Caressing her throat with his long, strong hand he firmly gripped her in his clasp and whispered to her neck that was so elegantly mapped by routes of veins he could easily navigate, “Your eagerness is your undoing, as is your inexperience. For some reason unbeknownst to me, I am compelled to let you flourish and ripen in the sun’s rays, even if it must be done beside another.”
She fell silent and let herself be lost in his touch, in those fleeting moonlit hours, uncertain.
When all she has is time on her hands, she finds it hard not to think back on how foolish she was to allow him to lull her into submission.
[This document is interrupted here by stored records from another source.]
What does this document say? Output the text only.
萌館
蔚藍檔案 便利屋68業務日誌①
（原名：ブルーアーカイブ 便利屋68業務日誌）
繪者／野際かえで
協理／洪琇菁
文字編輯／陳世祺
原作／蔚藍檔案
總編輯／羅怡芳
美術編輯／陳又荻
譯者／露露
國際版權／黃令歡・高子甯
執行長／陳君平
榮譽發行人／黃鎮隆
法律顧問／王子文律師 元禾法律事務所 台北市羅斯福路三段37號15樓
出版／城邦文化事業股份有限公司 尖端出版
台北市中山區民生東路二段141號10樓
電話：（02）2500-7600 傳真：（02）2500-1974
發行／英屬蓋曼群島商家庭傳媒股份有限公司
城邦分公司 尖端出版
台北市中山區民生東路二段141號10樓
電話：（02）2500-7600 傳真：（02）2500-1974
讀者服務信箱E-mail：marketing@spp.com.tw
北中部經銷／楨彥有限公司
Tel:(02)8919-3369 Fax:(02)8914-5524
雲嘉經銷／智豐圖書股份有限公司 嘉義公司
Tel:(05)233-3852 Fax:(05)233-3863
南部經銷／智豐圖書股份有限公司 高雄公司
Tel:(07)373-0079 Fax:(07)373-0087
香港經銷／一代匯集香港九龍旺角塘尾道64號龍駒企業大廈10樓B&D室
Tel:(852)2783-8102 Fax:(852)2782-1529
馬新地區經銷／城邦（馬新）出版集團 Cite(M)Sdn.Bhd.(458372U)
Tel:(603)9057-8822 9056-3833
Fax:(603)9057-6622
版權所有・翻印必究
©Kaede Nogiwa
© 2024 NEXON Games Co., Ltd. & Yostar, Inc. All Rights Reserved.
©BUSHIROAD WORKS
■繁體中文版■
How foolish they both were, for had he claimed her that night she would have fallen from Earth’s pedestal into the arms of one whom she loved and who loved her back, carrying on their love affair for as long as is inhumanly possible, rather than succumbing to a hideous, sickly death that struck her with a forceful blow to the cold, lonely, unforgiving ground no more than two years from their last encounter. But time also feeds her ghostly mind with the dreadful thought that her undead beloved, who lacks the compass of his mortal soul, will be incapable of seeking out and finding hers; her restless, abandoned soul that knows too well the pain and punishment of holding onto a dark hope.